The American nuclear energy industry has been trying to overcome negative stereotypes since the Three Mile Island plant in Pennsylvania had a partial meltdown in 1979 — but has only been falling out of favor in those 40+ years.
This week, it’s finally radiating positivity: in the fine print of the $1.2 trillion infrastructure bill that became law on Monday are $6 billion in grants for struggling reactors. The sudden enrichment is all because nuclear’s carbon-neutral ways are back in vogue, glowing green to policymakers looking to stamp out emissions.
Nuclear power has provided about 20% of US energy for 30 years, but state governments in Connecticut, Illinois, New York, and New Jersey have all had to intervene with hundreds of millions of dollars to keep their nuclear generators afloat. That’s because nuclear operators have been undercut by cheap natural gas and renewable generators that are underwritten by subsidies.
Despite being left out in the less-subsidized cold, nuclear power is responsible for half of America’s zero-carbon generation. That’s meant the Biden administration, with its ambitious climate goals, pushed for the $6 billion to keep the country’s 93 working reactors, which are in serious jeopardy, from getting rotten to the core:
- 13 US reactors have been powered down since 2013 — New York’s Indian Point was the latest casualty when it closed in April, and California’s Diablo Canyon is set to cool off in 2025.

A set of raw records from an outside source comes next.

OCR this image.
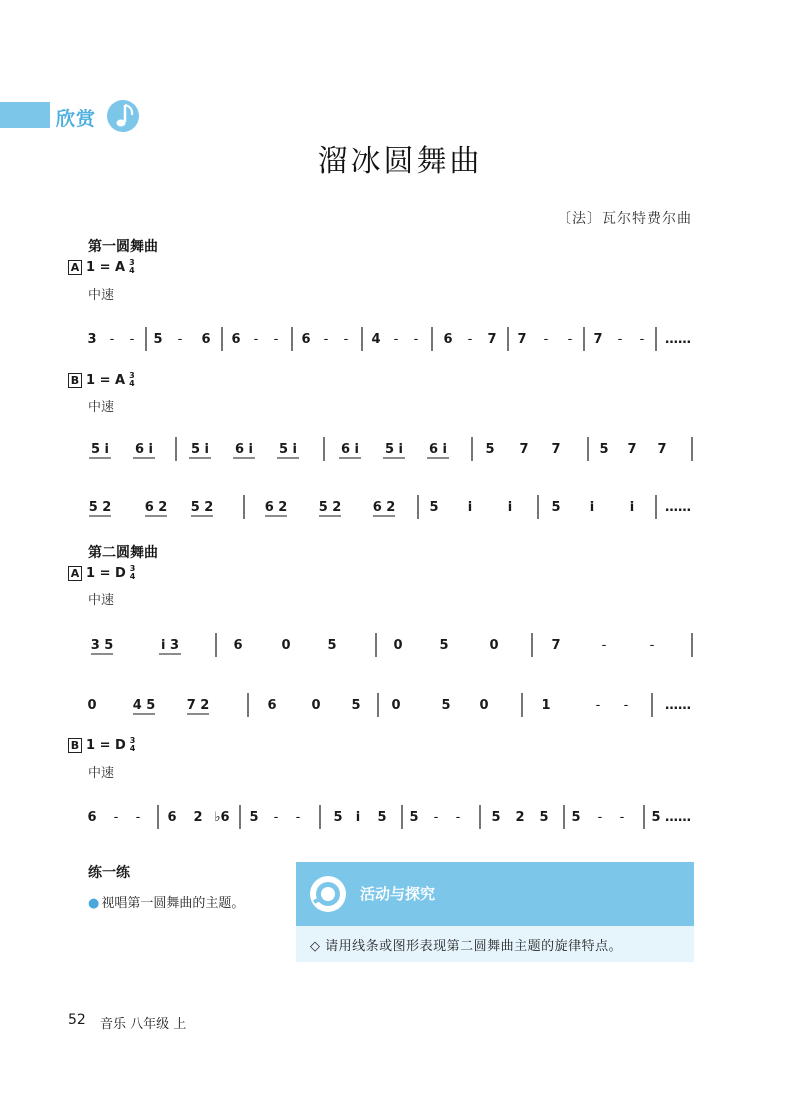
欣赏
溜冰圆舞曲
〔法〕瓦尔特费尔曲
第一圆舞曲
A 1 = A 3
4
中速
3 - - 5 - 6 6 - - 6 - - 4 - - 6 - 7 7 - - 7 - - ……
B 1 = A 3
4
中速
5 i 6 i	5 i 6 i 5 i	6 i 5 i 6 i	5 7 7	5 7 7
5 2	6 2 5 2	6 2 5 2 6 2	5 i	i	5 i	i ……
第二圆舞曲
A 1 = D 3
4
中速
3 5	i 3	6	0	5	0	5	0	7	-	-
0	4 5 7 2	6	0 5 0	5 0	1	- -	……
B 1 = D 3
4
中速
6 - - 6 2 ♭6 5 - -	5 i 5 5 - - 5 2 5 5 - - 5 ……
练一练
● 视唱第一圆舞曲的主题。
活动与探究
◇ 请用线条或图形表现第二圆舞曲主题的旋律特点。
52 音乐 八年级 上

- More than 50% of America’s nuclear power plants are on track to retire by 2030, research firm Rhodium Group estimated earlier this year.
Fission Expedition: The $6 billion might not last long: it would take an average of $814 million per year to bring nuclear plants back to a break-even point, according to a 2018 report by the Union of Concerned Scientists. It could serve as a bridge, however, if Congress passes a production tax credit, worth $15 a megawatt-hour, that operators say would be even more lucrative than a bailout.
Go Small or Go Home: Don’t expect any more big nuclear plants — only one is under construction in America and the Georgia facility’s costs have doubled to $28 billion — but the proposed tax credit scheme could give rise to small modular reactors, which many believe is the best hope for carbon neutrality in the short term.